Miedwiediew straszy atomem
Te słowa rozsierdziły Trumpa. „Rosja i USA niemal nie robią wspólnych interesów. Niech tak zostanie. I powiedzcie Miedwiediewowi, upadłemu byłemu prezydentowi Rosji, który myśli, że wciąż jest prezydentem, żeby liczył się ze słowami” – napisał. Ten zaś poradził Amerykaninowi, by „przypomniał sobie, jak groźna może być nieistniejąca w przyrodzie «martwa ręka»”. To z kolei nawiązanie do angielskiej nazwy domniemanego systemu przewidującego automatyczne wyprowadzenie strategicznego uderzenia jądrowego na przeciwnika w razie porażenia centrów dowodzenia w Rosji. Trump uznał to za groźbę i wysłał „w odpowiednie regiony” dwa okręty podwodne z głowicami atomowymi.
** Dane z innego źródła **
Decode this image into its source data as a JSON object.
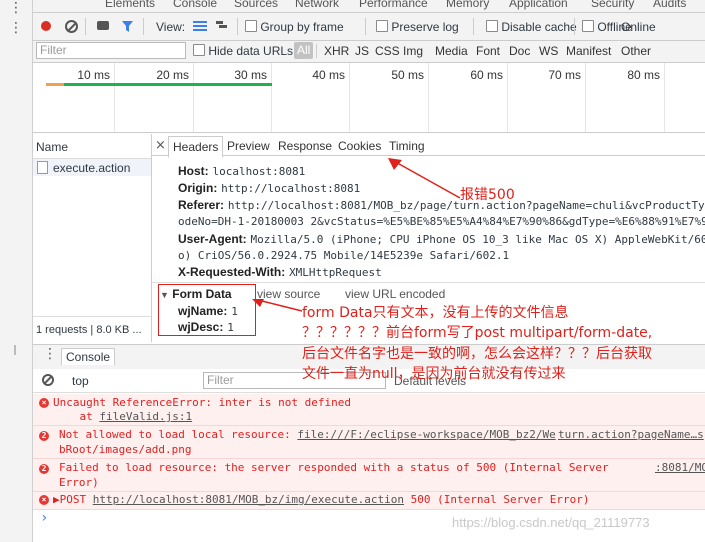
{
  "tabs": [
    "Elements",
    "Console",
    "Sources",
    "Network",
    "Performance",
    "Memory",
    "Application",
    "Security",
    "Audits"
  ],
  "toolbar": {
    "view_label": "View:",
    "group_by_frame": "Group by frame",
    "preserve_log": "Preserve log",
    "disable_cache": "Disable cache",
    "offline": "Offline",
    "online": "Online"
  },
  "filter": {
    "placeholder": "Filter",
    "hide_data_urls": "Hide data URLs",
    "types": [
      "All",
      "XHR",
      "JS",
      "CSS",
      "Img",
      "Media",
      "Font",
      "Doc",
      "WS",
      "Manifest",
      "Other"
    ]
  },
  "timeline": {
    "labels": [
      "10 ms",
      "20 ms",
      "30 ms",
      "40 ms",
      "50 ms",
      "60 ms",
      "70 ms",
      "80 ms"
    ]
  },
  "name_column": {
    "header": "Name",
    "items": [
      "execute.action"
    ],
    "summary": "1 requests | 8.0 KB ..."
  },
  "detail": {
    "tabs": [
      "Headers",
      "Preview",
      "Response",
      "Cookies",
      "Timing"
    ],
    "active_tab": "Headers",
    "headers": [
      {
        "k": "Host:",
        "v": "localhost:8081"
      },
      {
        "k": "Origin:",
        "v": "http://localhost:8081"
      },
      {
        "k": "Referer:",
        "v": "http://localhost:8081/MOB_bz/page/turn.action?pageName=chuli&vcProductTyp"
      },
      {
        "k": "",
        "v": "odeNo=DH-1-20180003 2&vcStatus=%E5%BE%85%E5%A4%84%E7%90%86&gdType=%E6%88%91%E7%9A"
      },
      {
        "k": "User-Agent:",
        "v": "Mozilla/5.0 (iPhone; CPU iPhone OS 10_3 like Mac OS X) AppleWebKit/60"
      },
      {
        "k": "",
        "v": "o) CriOS/56.0.2924.75 Mobile/14E5239e Safari/602.1"
      },
      {
        "k": "X-Requested-With:",
        "v": "XMLHttpRequest"
      }
    ],
    "form_data": {
      "title": "Form Data",
      "view_source": "view source",
      "view_url_encoded": "view URL encoded",
      "fields": [
        {
          "k": "wjName:",
          "v": "1"
        },
        {
          "k": "wjDesc:",
          "v": "1"
        }
      ]
    }
  },
  "console": {
    "tab": "Console",
    "context": "top",
    "filter_placeholder": "Filter",
    "levels": "Default levels",
    "messages": [
      {
        "count": "",
        "line1": "Uncaught ReferenceError: inter is not defined",
        "line2_prefix": "    at ",
        "line2_link": "fileValid.js:1"
      },
      {
        "count": "2",
        "line1": "Not allowed to load local resource: ",
        "link1": "file:///F:/eclipse-workspace/MOB_bz2/We",
        "right_link": "turn.action?pageName…s",
        "line2": "bRoot/images/add.png"
      },
      {
        "count": "2",
        "line1": "Failed to load resource: the server responded with a status of 500 (Internal Server",
        "right_link": ":8081/MO",
        "line2": "Error)"
      },
      {
        "count": "",
        "prefix": "▶POST ",
        "link1": "http://localhost:8081/MOB_bz/img/execute.action",
        "tail": " 500 (Internal Server Error)"
      }
    ],
    "prompt": "›"
  },
  "annotations": {
    "error500": "报错500",
    "line1": "form Data只有文本，没有上传的文件信息",
    "line2": "？？？？？？前台form写了post multipart/form-date,",
    "line3": "后台文件名字也是一致的啊，怎么会这样？？？后台获取",
    "line4": "文件一直为null，是因为前台就没有传过来"
  },
  "watermark": "https://blog.csdn.net/qq_21119773",
  "colors": {
    "accent": "#e0201a",
    "record": "#d93025",
    "dom_line": "#3a7ff0",
    "load_line": "#22b14c"
  }
}
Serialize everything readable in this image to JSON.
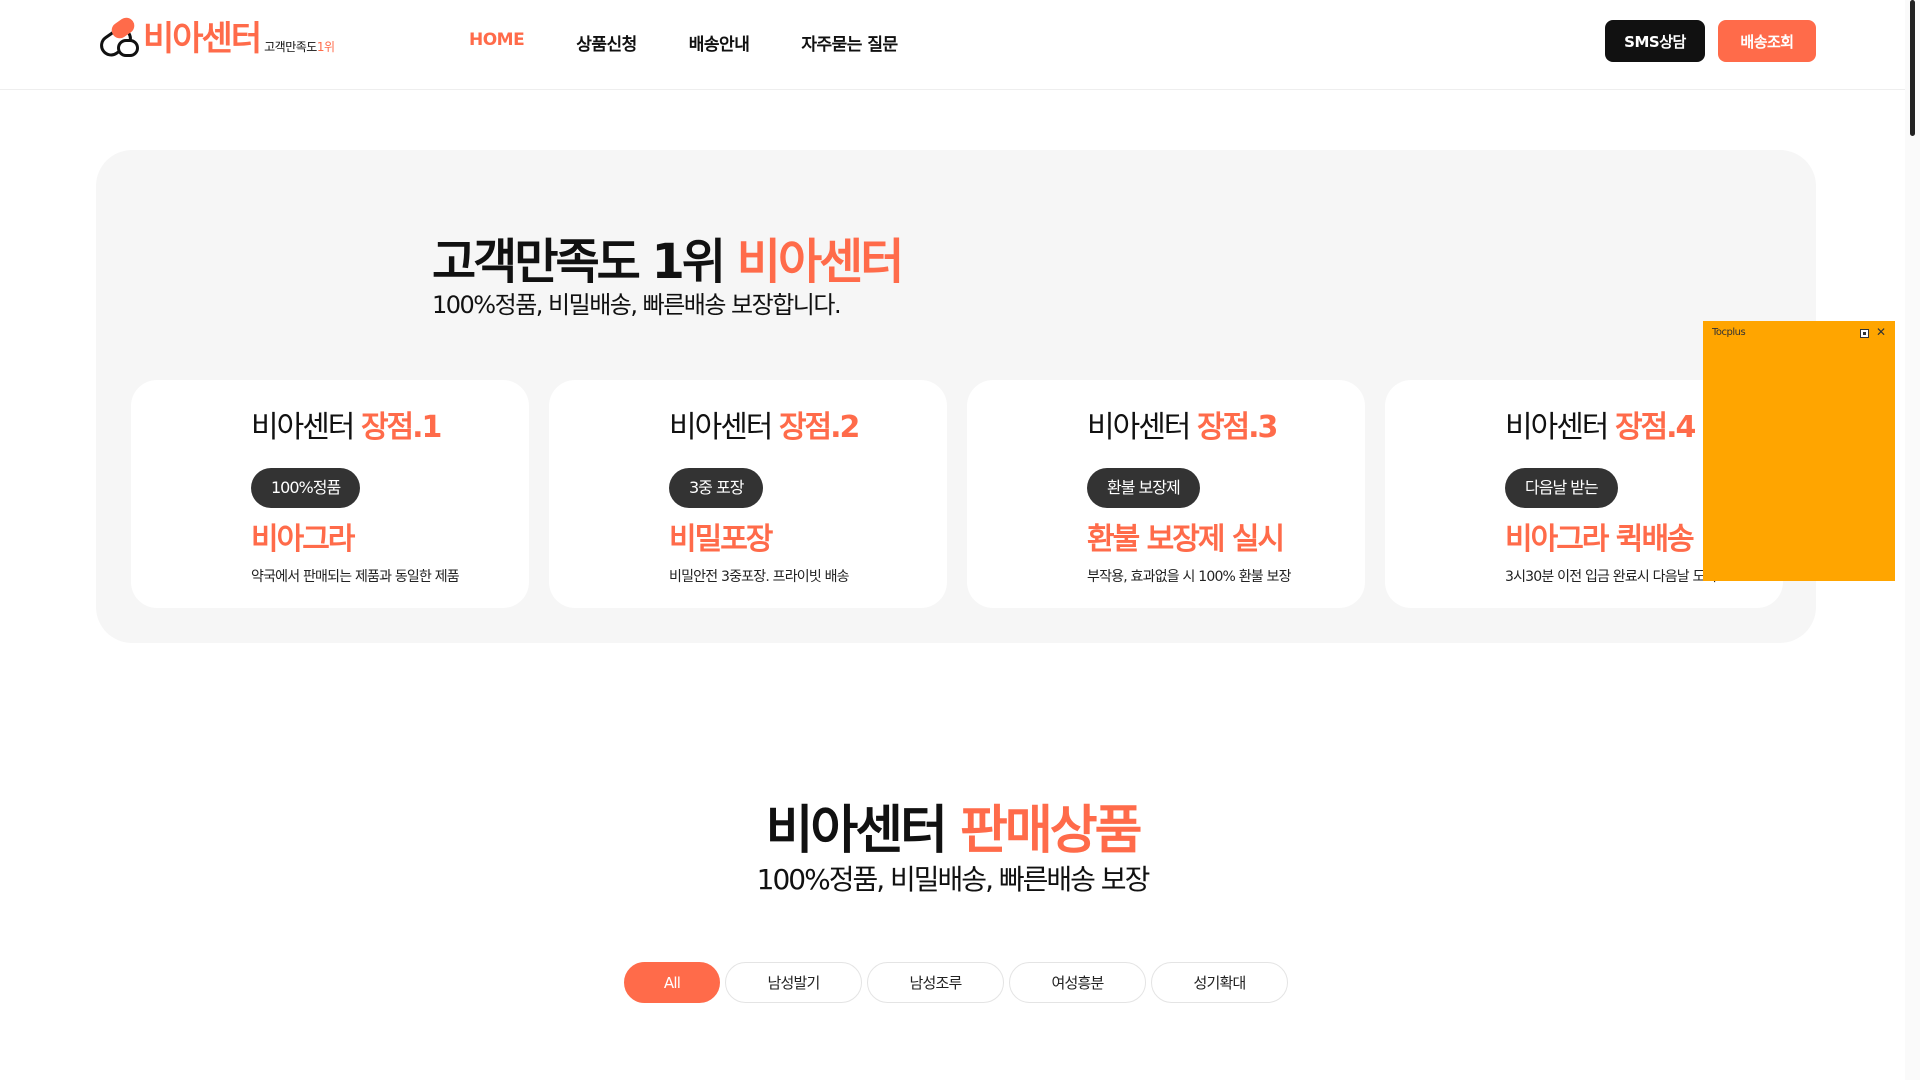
{
  "header": {
    "logo": {
      "text": "비아센터",
      "sub_prefix": "고객만족도",
      "sub_accent": "1위"
    },
    "nav": [
      {
        "label": "HOME",
        "active": true
      },
      {
        "label": "상품신청"
      },
      {
        "label": "배송안내"
      },
      {
        "label": "자주묻는 질문"
      }
    ],
    "sms_button": "SMS상담",
    "delivery_button": "배송조회"
  },
  "hero": {
    "title_prefix": "고객만족도 1위 ",
    "title_accent": "비아센터",
    "subtitle": "100%정품, 비밀배송, 빠른배송 보장합니다.",
    "cards": [
      {
        "title_prefix": "비아센터 ",
        "title_accent": "장점.1",
        "badge": "100%정품",
        "headline": "비아그라",
        "desc": "약국에서 판매되는 제품과 동일한 제품"
      },
      {
        "title_prefix": "비아센터 ",
        "title_accent": "장점.2",
        "badge": "3중 포장",
        "headline": "비밀포장",
        "desc": "비밀안전 3중포장. 프라이빗 배송"
      },
      {
        "title_prefix": "비아센터 ",
        "title_accent": "장점.3",
        "badge": "환불 보장제",
        "headline": "환불 보장제 실시",
        "desc": "부작용, 효과없을 시 100% 환불 보장"
      },
      {
        "title_prefix": "비아센터 ",
        "title_accent": "장점.4",
        "badge": "다음날 받는",
        "headline": "비아그라 퀵배송",
        "desc": "3시30분 이전 입금 완료시 다음날 도착"
      }
    ]
  },
  "products": {
    "title_prefix": "비아센터 ",
    "title_accent": "판매상품",
    "subtitle": "100%정품, 비밀배송, 빠른배송 보장",
    "filters": [
      {
        "label": "All",
        "active": true
      },
      {
        "label": "남성발기"
      },
      {
        "label": "남성조루"
      },
      {
        "label": "여성흥분"
      },
      {
        "label": "성기확대"
      }
    ]
  },
  "ad": {
    "label": "Tocplus"
  },
  "colors": {
    "accent": "#ff6b4a",
    "dark": "#111111",
    "badge": "#333333",
    "panel": "#f6f6f6",
    "ad": "#ffa500"
  }
}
Jednocześnie Biały Dom podniósł Indiom cło za to, że kupują od Rosjan surowce energetyczne. To oprócz Chin i Turcji ich główny odbiorca. „Nie obchodzi mnie, co Indie robią z Rosją. Mogą wspólnie pogrążać swoje martwe gospodarki” – perorował Trump w serwisie Truth Social. Cło ma wynosić 25 proc. plus dodatkowa, niesprecyzowana kara za biznes z Moskwą. Kroki wymierzone w ten kraj, a także w Brazylię, Chiny i RPA, zostały jednoznacznie zinterpretowane w Moskwie, która buduje z nimi blok BRICS. „Trump poszedł na wojnę celną z BRICS” – napisała „Niezawisimaja gazieta”.
Putin: przesadne oczekiwania
W piątek, jeszcze przed decyzją Trumpa w sprawie okrętów, Putin odniósł się do sprawy podczas spotkania z białoruskim przywódcą Alaksandrem Łukaszenką w Karelii. – Rozczarowania zawsze wynikają z przesadnych oczekiwań. To znana zasada ogólna, a żeby rozwiązać sprawę drogą pokojową, należy prowadzić konkretne rozmowy, niepubliczne, i trzeba to robić spokojnie, w ciszy procesu negocjacyjnego – powiedział. Jednocześnie powtórzył, że „najważniejsze jest wykorzenienie przyczyn, które wywołały kryzys”. Putin nie wchodził w szczegóły, ale wcześniej jego urzędnicy, zwłaszcza szef MSZ Siergiej Ławrow, zaliczali do nich zmiany polityczne w Ukrainie po rewolucji z 2014 r., trwające od lat 90. rozszerzenie NATO na wschód i rozmieszczenie w Polsce i innych krajach regionu zachodnich sił i instalacji wojskowych.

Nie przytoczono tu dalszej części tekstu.